For nano-coder (Consumer)

  1. Safety: Sandboxing is non-negotiable for code execution
  2. Observability: Need to see what agents are doing
  3. Error handling: Tools fail, agents need to recover
  4. Tool selection: Right tool for the right task

What Makes This Different

Compared to existing work:

  • nano-rl: Focus on learning agent behavior, not just chat responses
  • nano-coder: Focus on execution reliability, not just API calls

Complementary insight: Most people work on one side or the other.

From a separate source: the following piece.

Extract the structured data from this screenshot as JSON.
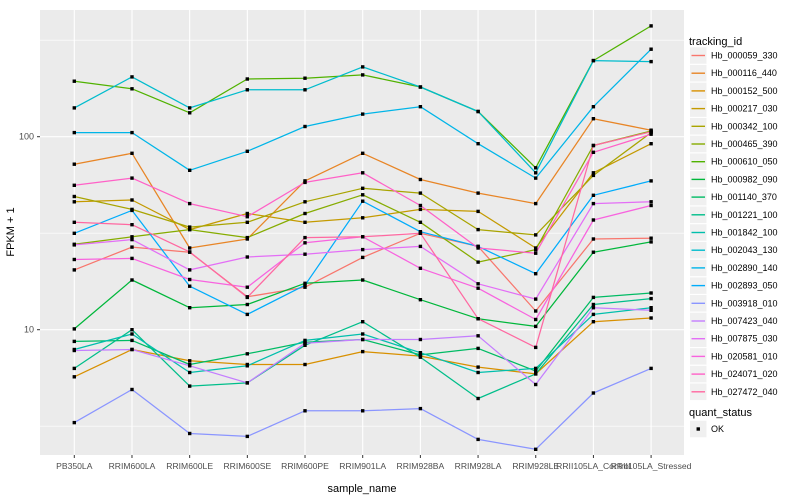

Building both provides:

  • Understanding of how training affects runtime behavior
  • Visibility into how runtime constraints should shape training
  • End-to-end view of agent development

Next Steps

nano-rl:

  • Set up basic RLHF training loop
  • Define reward structure for tool use tasks
  • Train simple agent on code execution tasks

nano-coder:

  • Implement tool registry and execution engine
  • Build sandbox for safe code execution
  • Create observation/action formatting for agents

Integration:

  • Connect nano-rl trained models to nano-coder
  • Collect execution data for reward modeling
  • Iterate on both systems based on real behavior

Takeaways

  1. Producer-consumer duality: Understanding both sides of agent systems
  2. RL for agency: Training outcomes, not just outputs
  3. Tool use as interface: Agents interact with world through tools
  4. Safety first: Sandboxing and observability from the start
  5. Iterative refinement: Both systems improve each other

This parallel exploration provides a complete picture: how to train agents that can act, and how to build systems that let them act safely and effectively.